Schongau – Die Krankenhaus GmbH mit ihren Standorten in Weilheim und Schongau will künftig mit den Kliniken in Landsberg und Fürstenfeldbruck gemeinsame Sache machen. Ziel ist ein Klinik-Verbund (der Kreisbote berichtete). Im exklusiven Interview spricht Krankenhaus GmbH-Geschäftsführer Thomas Lippmann über die Ziele, die seine Gesellschaft mit diesem Schritt verfolgt, und erklärt, warum eine Kooperation zum Vorteil der Patienten ist.

Herr Lippmann, wann gab es die ersten Gespräche zwischen Ihnen und den Geschäftsführern der anderen beiden Häuser in Landsberg und Fürstenfeldbruck über die Möglichkeit eines Klinik-Verbunds?
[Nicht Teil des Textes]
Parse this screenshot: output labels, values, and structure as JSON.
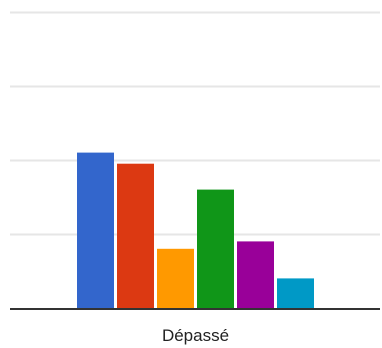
{
  "chart_data": {
    "type": "bar",
    "categories": [
      "Dépassé"
    ],
    "series": [
      {
        "values": [
          4.2
        ],
        "color": "#3366cc"
      },
      {
        "values": [
          3.9
        ],
        "color": "#dc3912"
      },
      {
        "values": [
          1.6
        ],
        "color": "#ff9900"
      },
      {
        "values": [
          3.2
        ],
        "color": "#109618"
      },
      {
        "values": [
          1.8
        ],
        "color": "#990099"
      },
      {
        "values": [
          0.8
        ],
        "color": "#0099c6"
      }
    ],
    "ylim": [
      0,
      8
    ],
    "gridlines": [
      2,
      4,
      6,
      8
    ],
    "grid": true,
    "title": "",
    "xlabel": "",
    "ylabel": ""
  }
}
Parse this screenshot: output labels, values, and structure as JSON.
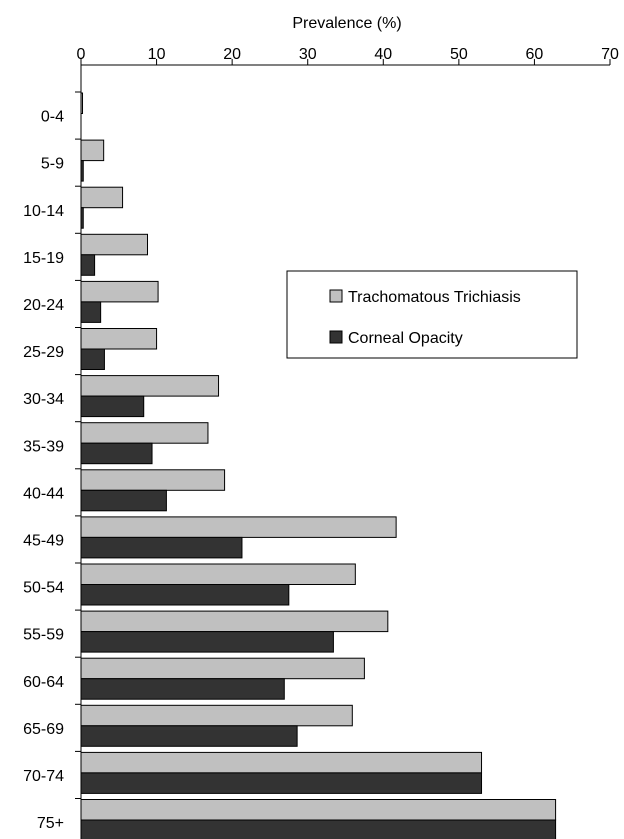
{
  "chart_data": {
    "type": "bar",
    "orientation": "horizontal",
    "xlabel": "Prevalence (%)",
    "xlabel_position": "top",
    "xlim": [
      0,
      70
    ],
    "xticks": [
      0,
      10,
      20,
      30,
      40,
      50,
      60,
      70
    ],
    "grid": false,
    "categories": [
      "0-4",
      "5-9",
      "10-14",
      "15-19",
      "20-24",
      "25-29",
      "30-34",
      "35-39",
      "40-44",
      "45-49",
      "50-54",
      "55-59",
      "60-64",
      "65-69",
      "70-74",
      "75+"
    ],
    "series": [
      {
        "name": "Trachomatous Trichiasis",
        "color": "#c0c0c0",
        "values": [
          0.2,
          3.0,
          5.5,
          8.8,
          10.2,
          10.0,
          18.2,
          16.8,
          19.0,
          41.7,
          36.3,
          40.6,
          37.5,
          35.9,
          53.0,
          62.8
        ]
      },
      {
        "name": "Corneal Opacity",
        "color": "#333333",
        "values": [
          0.0,
          0.3,
          0.3,
          1.8,
          2.6,
          3.1,
          8.3,
          9.4,
          11.3,
          21.3,
          27.5,
          33.4,
          26.9,
          28.6,
          53.0,
          62.8
        ]
      }
    ],
    "legend_position": "right"
  }
}
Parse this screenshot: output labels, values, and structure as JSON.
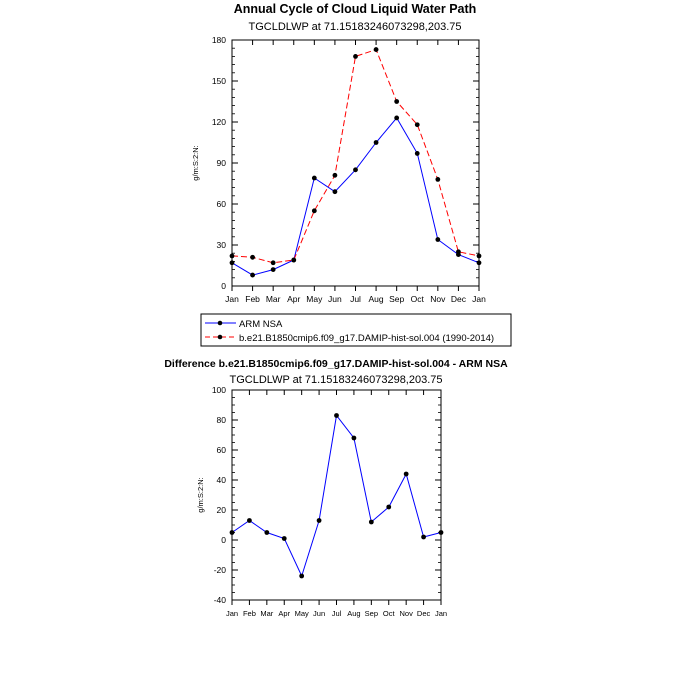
{
  "colors": {
    "obs": "#0000ff",
    "model": "#ff0000",
    "marker": "#000000",
    "axis": "#000000"
  },
  "chart_data": [
    {
      "type": "line",
      "title": "Annual Cycle of Cloud Liquid Water Path",
      "subtitle": "TGCLDLWP at 71.15183246073298,203.75",
      "ylabel": "g/m:S:2:N:",
      "categories": [
        "Jan",
        "Feb",
        "Mar",
        "Apr",
        "May",
        "Jun",
        "Jul",
        "Aug",
        "Sep",
        "Oct",
        "Nov",
        "Dec",
        "Jan"
      ],
      "ylim": [
        0,
        180
      ],
      "yticks": [
        0,
        30,
        60,
        90,
        120,
        150,
        180
      ],
      "series": [
        {
          "name": "ARM NSA",
          "style": "solid",
          "color": "#0000ff",
          "values": [
            17,
            8,
            12,
            19,
            79,
            69,
            85,
            105,
            123,
            97,
            34,
            23,
            17
          ]
        },
        {
          "name": "b.e21.B1850cmip6.f09_g17.DAMIP-hist-sol.004 (1990-2014)",
          "style": "dashed",
          "color": "#ff0000",
          "values": [
            22,
            21,
            17,
            19,
            55,
            81,
            168,
            173,
            135,
            118,
            78,
            25,
            22
          ]
        }
      ]
    },
    {
      "type": "line",
      "title": "Difference b.e21.B1850cmip6.f09_g17.DAMIP-hist-sol.004 - ARM NSA",
      "subtitle": "TGCLDLWP at 71.15183246073298,203.75",
      "ylabel": "g/m:S:2:N:",
      "categories": [
        "Jan",
        "Feb",
        "Mar",
        "Apr",
        "May",
        "Jun",
        "Jul",
        "Aug",
        "Sep",
        "Oct",
        "Nov",
        "Dec",
        "Jan"
      ],
      "ylim": [
        -40,
        100
      ],
      "yticks": [
        -40,
        -20,
        0,
        20,
        40,
        60,
        80,
        100
      ],
      "series": [
        {
          "name": "Difference",
          "style": "solid",
          "color": "#0000ff",
          "values": [
            5,
            13,
            5,
            1,
            -24,
            13,
            83,
            68,
            12,
            22,
            44,
            2,
            5
          ]
        }
      ]
    }
  ]
}
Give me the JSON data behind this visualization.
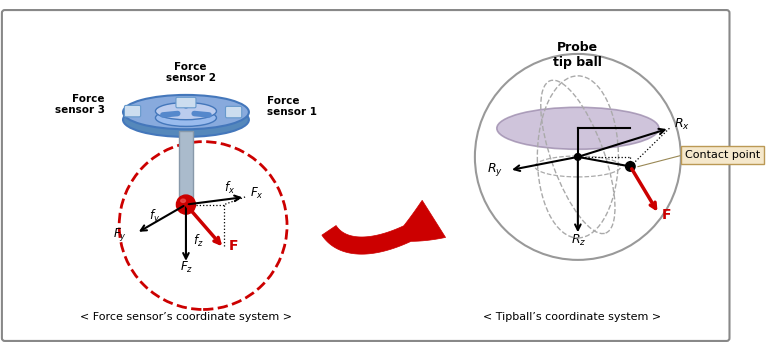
{
  "bg_color": "#ffffff",
  "border_color": "#888888",
  "left_caption": "< Force sensor’s coordinate system >",
  "right_caption": "< Tipball’s coordinate system >",
  "probe_label": "Probe\ntip ball",
  "contact_point_label": "Contact point",
  "red_color": "#cc0000",
  "circle_color": "#cc0000",
  "wheel_color_outer": "#6699cc",
  "wheel_color_inner": "#aabfdf",
  "wheel_color_top": "#88aadd",
  "stem_color": "#aabbcc",
  "disk_color": "#c0b0cf",
  "sphere_edge_color": "#999999"
}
Lippmann: „Das war im vergangenen Jahr.“

Wer ist auf wen zugekommen?

Lippmann: „Das kann man so gar nicht sagen. Jeder Klinik-Träger hat für sich die eigene Situation analysiert. Die Erkenntnis war bei allen gleich, nämlich dass unsere kleinen Krankenhäuser auf Dauer alleine nur schwer überleben können. Hintergrund ist das von Bundespolitik und Krankenkassen verfolgte Ziel, die Zahl der Kliniken und Fachabteilungen zu verringern.“

In den vergangenen drei Jahren hat der Landkreis viel Geld in die beiden Klinik-Standorte in Weilheim und Schongau investiert. Auch, weil Sie selbst immer wieder betont haben, dass nur mit Wachstum die Zukunft beider Häuser zu sichern sei. Ist diese Strategie mit dem jetzt angestrebten Klinik-Verbund gescheitert?
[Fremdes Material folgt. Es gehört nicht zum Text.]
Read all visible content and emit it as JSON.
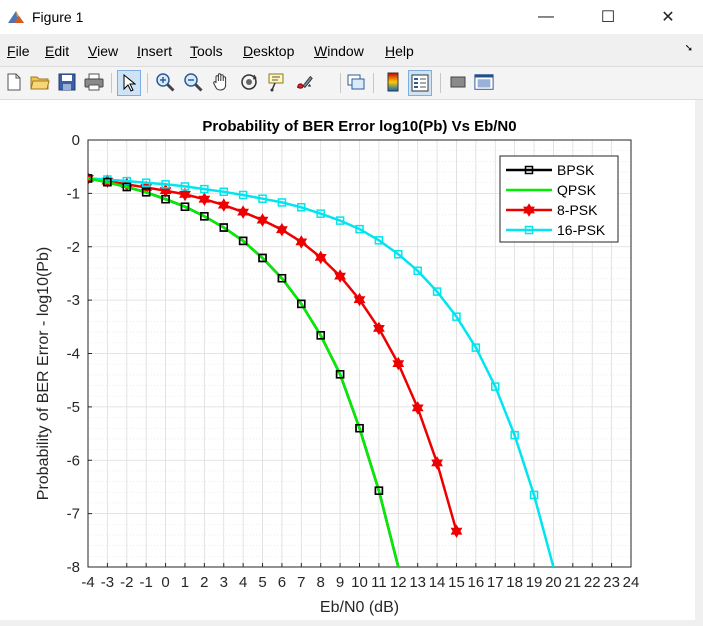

Lippmann: „Ganz und gar nicht. Wachstum ist wichtig. Als kleine Einheit, wie es unsere Standorte in Weilheim und Schongau sind, stößt man damit jedoch irgendwann an eine Grenze. Eine landkreisübergreifende Kooperation ist dann der nächste Schritt, um das Angebot weiter ausbauen zu können. Vor drei Jahren hätten wir diesen Weg im übrigen noch gar nicht gehen können, da galt es, erst einmal unsere eigenen Hausaufgaben zu erledigen. Das haben wir gemacht, weshalb wir jetzt auf Augenhöhe mit den umliegenden Häusern verhandeln können.“

Die Kliniken in Landsberg und Fürstenfeldbruck sind nicht die einzigen Wettbewerber im Umkreis. Weshalb sind sie aus Ihrer Sicht die geeignetsten für eine Verbund-Lösung?

Lippmann: „Wichtig bei der Frage nach geeigneten Partnern war, dass es nicht darum ging, übernommen zu werden, sondern gemeinschaftlich zu agieren. Damit das funktioniert, muss man sich auf Augenhöhe begegnen. Das wiederum heißt, dass die Kliniken eine ähnliche Größe aufweisen sollten, was mit Landsberg und Fürstenfeldbruck der Fall ist.“

Unterschiedlich groß sind dafür die Entfernungen. Von Schongau nach Bruck braucht man mindestens 50 Minuten mit dem Auto. Spricht das nicht gegen eine Partnerschaft?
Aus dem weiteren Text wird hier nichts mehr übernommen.